I stumbled over the mixed metaphors. “But—”
“No buts. If there is one thing I do remember, it’s how stubborn the young can be about living their own lives.”
“Even if they get hurt?”
“Especially then.” He got up quickly to retrieve his pipe, checked it over, and then stuck it in his coat pocket. The smell of crushed herbs rose as he did.
“Steptoe thinks—”
“That demon thinks a lot of things, most of them incorrect, including that it was time for me to release his binding. Two hundred years of being centered to Richmond and he’d only just begun working to redeem himself and right the kinks he’d been busy twisting. I might have considered it in another decade or three.”
“You do remember some things.”
He started to bluster and stopped abruptly. “Some,” he admitted.
“Can you show me how to bring out the book? I think that’s going to be what we need to convince Devian to turn over Hiram. Steptoe . . .”
“Simon will be fine. If he sees the tiniest opening, he’ll plunge through.” Brian fidgeted once or twice. “The book will be difficult. Simon did most of the translocating on it, after it charged you; I just assisted with the boundaries.”
My gloves had been peeled off the moment I hit the house, and I rubbed the stone. “Illusion?”
“Probably the most likely, but at the same time, Devian will be most sensitive to that.
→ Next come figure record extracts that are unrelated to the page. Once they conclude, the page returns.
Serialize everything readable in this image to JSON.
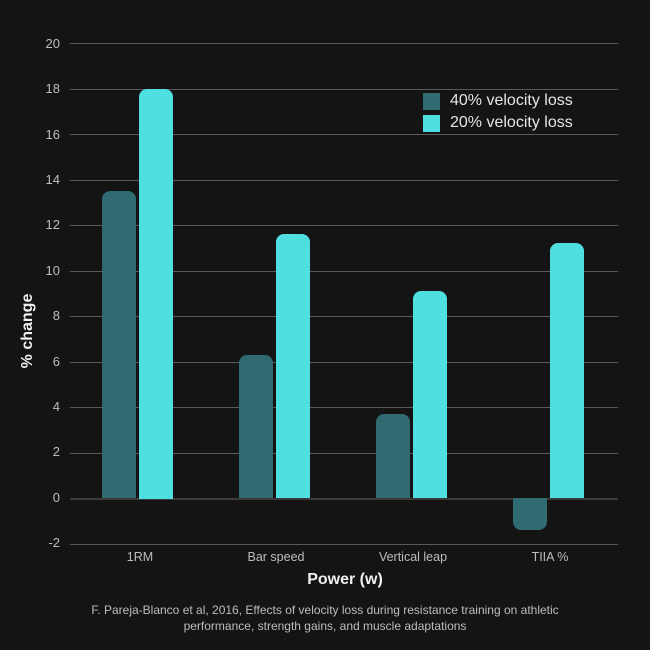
{
  "chart_data": {
    "type": "bar",
    "title": "",
    "xlabel": "Power (w)",
    "ylabel": "% change",
    "ylim": [
      -2,
      20
    ],
    "yticks": [
      20,
      18,
      16,
      14,
      12,
      10,
      8,
      6,
      4,
      2,
      0,
      -2
    ],
    "grid": true,
    "legend_position": "upper right",
    "categories": [
      "1RM",
      "Bar speed",
      "Vertical leap",
      "TIIA %"
    ],
    "series": [
      {
        "name": "40% velocity loss",
        "color": "#2f6b70",
        "values": [
          13.5,
          6.3,
          3.7,
          -1.4
        ]
      },
      {
        "name": "20% velocity loss",
        "color": "#4fdfe0",
        "values": [
          18.0,
          11.6,
          9.1,
          11.2
        ]
      }
    ],
    "annotations": [
      "F. Pareja-Blanco et al, 2016,  Effects of velocity loss during resistance training on athletic performance, strength gains, and muscle adaptations"
    ]
  },
  "axis": {
    "yticks": [
      "20",
      "18",
      "16",
      "14",
      "12",
      "10",
      "8",
      "6",
      "4",
      "2",
      "0",
      "-2"
    ],
    "xticks": [
      "1RM",
      "Bar speed",
      "Vertical leap",
      "TIIA %"
    ],
    "xlabel": "Power (w)",
    "ylabel": "% change"
  },
  "legend": {
    "items": [
      {
        "label": "40% velocity loss"
      },
      {
        "label": "20% velocity loss"
      }
    ]
  },
  "caption": "F. Pareja-Blanco et al, 2016,  Effects of velocity loss during resistance training on athletic performance, strength gains, and muscle adaptations"
}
He appears to deal heavily with manifestation, so he has talent and training in that area.”
“Then we’ll have to find a way to flash the real thing at him.”
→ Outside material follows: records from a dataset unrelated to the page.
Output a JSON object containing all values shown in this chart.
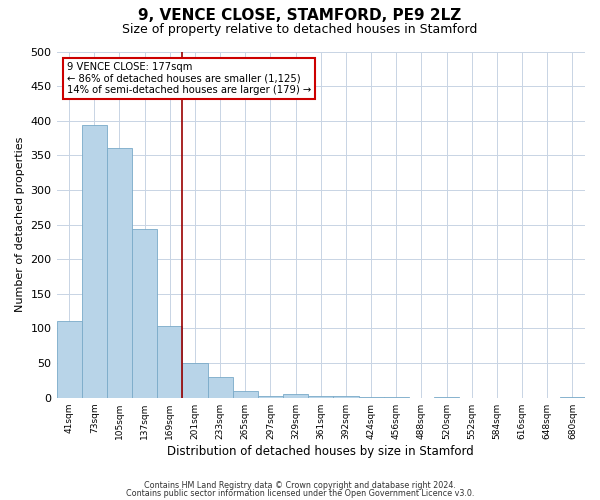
{
  "title": "9, VENCE CLOSE, STAMFORD, PE9 2LZ",
  "subtitle": "Size of property relative to detached houses in Stamford",
  "xlabel": "Distribution of detached houses by size in Stamford",
  "ylabel": "Number of detached properties",
  "bar_labels": [
    "41sqm",
    "73sqm",
    "105sqm",
    "137sqm",
    "169sqm",
    "201sqm",
    "233sqm",
    "265sqm",
    "297sqm",
    "329sqm",
    "361sqm",
    "392sqm",
    "424sqm",
    "456sqm",
    "488sqm",
    "520sqm",
    "552sqm",
    "584sqm",
    "616sqm",
    "648sqm",
    "680sqm"
  ],
  "bar_values": [
    111,
    394,
    360,
    244,
    104,
    50,
    30,
    9,
    2,
    6,
    2,
    2,
    1,
    1,
    0,
    1,
    0,
    0,
    0,
    0,
    1
  ],
  "bar_color": "#b8d4e8",
  "bar_edge_color": "#7aaac8",
  "vline_x_index": 4.5,
  "vline_color": "#990000",
  "annotation_title": "9 VENCE CLOSE: 177sqm",
  "annotation_line1": "← 86% of detached houses are smaller (1,125)",
  "annotation_line2": "14% of semi-detached houses are larger (179) →",
  "annotation_box_color": "#ffffff",
  "annotation_box_edge": "#cc0000",
  "ylim": [
    0,
    500
  ],
  "yticks": [
    0,
    50,
    100,
    150,
    200,
    250,
    300,
    350,
    400,
    450,
    500
  ],
  "footnote1": "Contains HM Land Registry data © Crown copyright and database right 2024.",
  "footnote2": "Contains public sector information licensed under the Open Government Licence v3.0.",
  "background_color": "#ffffff",
  "grid_color": "#c8d4e4",
  "title_fontsize": 11,
  "subtitle_fontsize": 9
}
“You could do that, but it would still be connected to you, and if the elf grabs it, he’ll take you with it. That would be most undesirable. Your very life counts on staying out of his reach. He’s one who would not hesitate to kill you to take the stone.”
“It wouldn’t work for him that way.”
“We are told that it wouldn’t, but the stone is chaos. It will do what it wants. It makes a good argument for us to say it can’t be taken, but I wouldn’t count on it. Especially not when you and your soul are concerned.”
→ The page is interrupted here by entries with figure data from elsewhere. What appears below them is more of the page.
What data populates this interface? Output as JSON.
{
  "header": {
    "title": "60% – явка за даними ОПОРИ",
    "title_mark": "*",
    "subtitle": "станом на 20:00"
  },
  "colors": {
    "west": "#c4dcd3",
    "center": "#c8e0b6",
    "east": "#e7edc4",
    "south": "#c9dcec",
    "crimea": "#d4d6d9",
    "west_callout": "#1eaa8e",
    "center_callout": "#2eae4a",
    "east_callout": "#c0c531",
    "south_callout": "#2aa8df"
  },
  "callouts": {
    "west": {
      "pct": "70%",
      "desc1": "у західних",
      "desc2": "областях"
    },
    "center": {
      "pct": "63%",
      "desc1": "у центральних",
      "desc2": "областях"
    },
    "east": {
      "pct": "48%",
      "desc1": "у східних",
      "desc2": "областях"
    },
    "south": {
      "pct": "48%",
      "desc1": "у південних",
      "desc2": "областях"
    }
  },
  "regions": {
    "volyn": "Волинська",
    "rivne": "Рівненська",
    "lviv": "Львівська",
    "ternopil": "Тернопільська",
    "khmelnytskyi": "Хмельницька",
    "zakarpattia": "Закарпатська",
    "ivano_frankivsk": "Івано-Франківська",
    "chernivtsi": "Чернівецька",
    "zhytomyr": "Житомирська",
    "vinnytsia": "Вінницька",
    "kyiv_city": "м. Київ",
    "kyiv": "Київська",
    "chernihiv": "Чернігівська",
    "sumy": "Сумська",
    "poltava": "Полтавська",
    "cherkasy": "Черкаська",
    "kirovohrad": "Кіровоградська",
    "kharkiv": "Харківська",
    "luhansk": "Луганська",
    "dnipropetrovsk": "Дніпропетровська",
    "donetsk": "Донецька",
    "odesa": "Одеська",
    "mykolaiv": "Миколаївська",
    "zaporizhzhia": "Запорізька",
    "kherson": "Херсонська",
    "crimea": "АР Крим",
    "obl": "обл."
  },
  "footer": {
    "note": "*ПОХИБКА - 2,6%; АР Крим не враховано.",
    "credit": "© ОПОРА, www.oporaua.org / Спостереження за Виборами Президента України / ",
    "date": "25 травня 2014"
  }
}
“I’ve got to be able to produce the book, at least enough for him to think he can have it.”
“Sleep on it. Perhaps something will come to you, or me.”
I stared him down. “If you did rejuv, would you be able to handle Devian?”
“Restoration, from what I gathered in my journal, isn’t spontaneous. It is more like a river which has been dammed up and then freed, filling the waterways below. It might take me seasons or possibly years to be renewed to the point where I even know what questions I must ask to be the man I once was.”
“So the answer is no?”
“The answer is I don’t have one. And don’t be like Carter and think if you ask the same thing, but in a different way, you’ll get another response. I don’t know what I am missing, only that I have this abyss, this ache, inside of me and nothing I can do seems to fill it. And . . . as might have been suggested . . . I am afraid.”
He got up then and left me sitting alone. I’d been hungry, but now I wasn’t. I stayed, trying to design a way to get Devian to come duel with me so that my friends could go free. The stone grew warm and warmer in my hand as we conspired.